Waking up again

It is always amazing for me to sit in a meeting, where someone is either coming back or is new. In any event once again I get to sit in a meeting, where others are trying to help save them. That was today again.

Every time we have these meetings, I’m sure that others like myself are swept up with thinking how it was for each one of us in the beginning. I definitely know as I sit there, what it was like for me. I know, just before I came in, I was crushed in despair. I couldn’t go on. I knew nothing about alcoholism, at the time. I also knew nothing about AA. But I was saved by a friend, who had heard about AA, and he gave me hope.

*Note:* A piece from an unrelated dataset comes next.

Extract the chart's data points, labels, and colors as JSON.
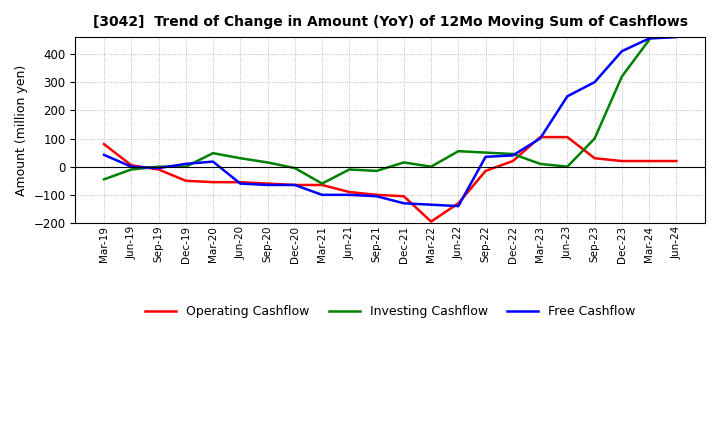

Hope was the first thing I was given. It saved my life and helped get me sober. Because I had hope, I prayed to the God of my understanding and begged Him to remove the alcohol, and I would do whatever he wanted me to do. The alcohol was taken away and I entered the program.

I wish I could get others to do the same. Not only give up and come in, but to do what we all needed to do. To get a sponsor, who could direct us and show us what we had to step up and do what is required of us. To learn to shut up and listen. At least that’s what I was told to do in the beginning. And I stayed and did just that.

I looked at the person today and really didn’t know if they were following us. So, I told them what I had learned over time in here. How many alcoholics I know, who went back out and drank and died. Quite a lot over the time in here. I just hoped it would open their eyes and their thinking. To show them what awaits them, if they go back out again. But who knows. I know I don’t.

I’m just so glad that I have been given sobriety. I know, as I sit here, that I’m going to think about staying sober a day at a time. Hopefully I am grateful for all I have been given and want to thank my Higher Power, my old sponsor, and all those who have helped me through my time in here. Thanks.